9 DE JULIO DE 1879 NACÍA EL DR. CARLOS CHAGAS - BIOGRAFIA

 



CARLOS CHAGAS: De la

 malaria a

 la  enfermedad

 que lleva

 su nombre

 




Carlos Justiniano Ribeiro das Chagas nació en la Fazenda Bom Retiro, Oliveira, Minas Gerais, el 9 de julio de 1879.

Fue un médico e investigador brasileño, descubridor en 1909 de la tripanosomiasis americana, también llamada en su honor enfermedad de Chagas, mientras trabajaba en el Instituto Oswaldo Cruz de Río de Janeiro.

El trabajo de Chagas es único en la historia de la medicina, puesto que fue el único investigador en describir completamente una nueva enfermedad infecciosa: su patógeno, su vector (miembros de la familia Triatominae), su hospedador, sus manifestaciones clínicas y su epidemiología.

José Justiniano Chagas e Mariana Cândida Ribeiro de Castro Chagas, pais de Carlos Chagas, avós de Evandro Chagas


 Su padre fue José Justiniano Chagas, integrante de una familia tradicional de hacendados de la región de Oliveira, Minas Gerais.

Su madre fue Mariana Cândida Ribeiro de Castro Chagas.

La familia tenía raíces portuguesas asentadas en la región desde hacía aproximadamente siglo y medio.
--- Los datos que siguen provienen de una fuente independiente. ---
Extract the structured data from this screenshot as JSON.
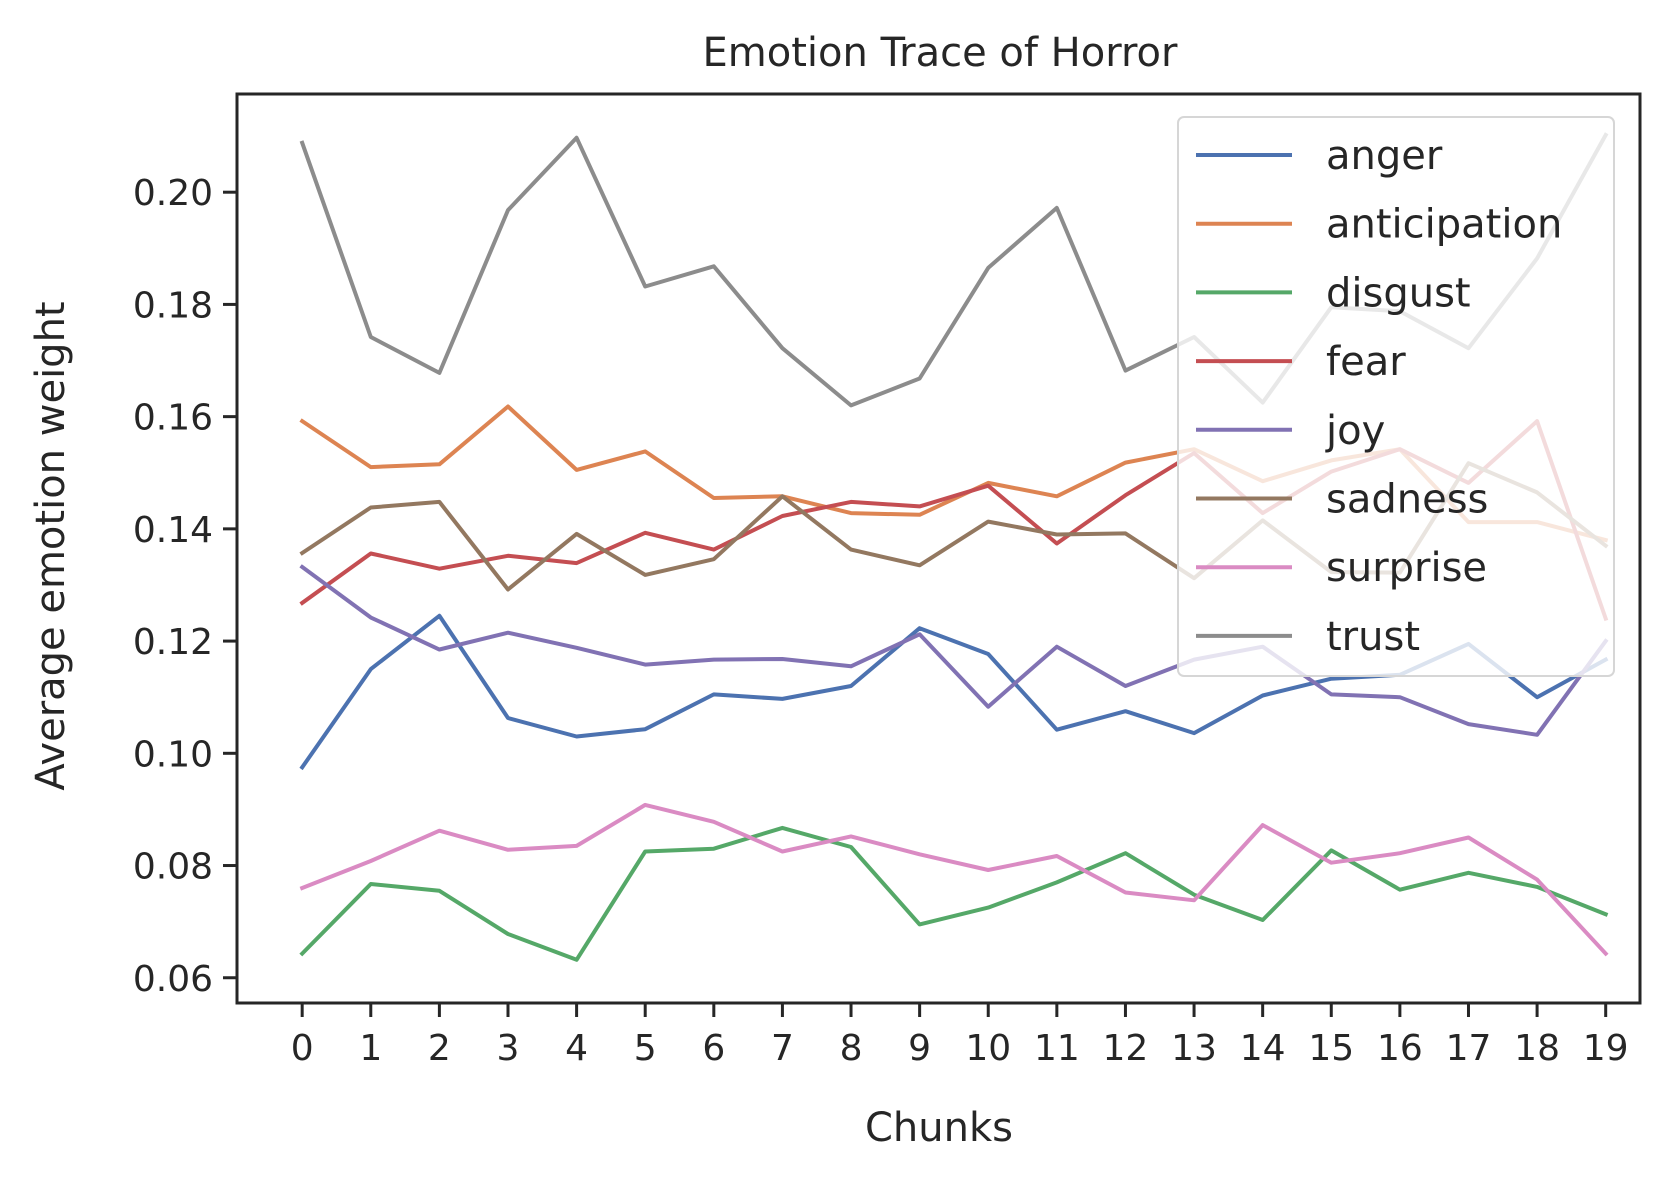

Esa procedencia rural y hacendaria ayuda a entender el entorno social en el que se formó Chagas antes de ingresar a estudios médicos.

Su infancia en la hacienda familiar estuvo marcada por un entorno rural, la pérdida temprana del padre y la fuerte presencia de su madre, que administraba el cultivo del café.

Carlos pasó sus primeros años entre la Hacienda Bom Retiro y otra propiedad de la familia en Juiz de Fora, en un ambiente alejado de los centros urbanos e intelectuales, pero con vínculos familiares cultos que despertaron pronto su interés por estudiar medicina.

Carlos a los 4 años

Quedó huérfano de padre a los cuatro años, de modo que creció principalmente bajo el cuidado de su madre.

Su madre, Mariana Cândida Ribeiro de Castro Chagas, asumió la gestión de la hacienda, algo poco común para una mujer de la época.

En ese medio rural convivió con tíos maternos abogados y un médico, influencia que favoreció su inclinación por la formación académica.

Aunque creció en un contexto de hacienda cafetera y vida dura, su infancia no fue solo rural: también estuvo rodeada por conversaciones familiares sobre estudios, derecho y medicina. Esa mezcla de trabajo agrícola, disciplina familiar y estímulo intelectual ayudó a moldear al futuro médico e investigador.

Carlos Chagas cursó la primaria inicial en el Colégio São Luís, un internado jesuita en Itu.

En 1888, mientras estudiaba como interno en un colegio jesuita de la ciudad de Itu, Carlos Chagas vivió un episodio que revela el fuerte vínculo emocional que aún mantenía con su hogar y con su familia.

Ese año estuvo marcado por un acontecimiento histórico de enorme trascendencia: la abolición de la esclavitud en Brasil mediante la Ley Áurea.

En medio del clima de incertidumbre que siguió a esa decisión, comenzaron a circular rumores sobre posibles ataques y disturbios en las haciendas rurales.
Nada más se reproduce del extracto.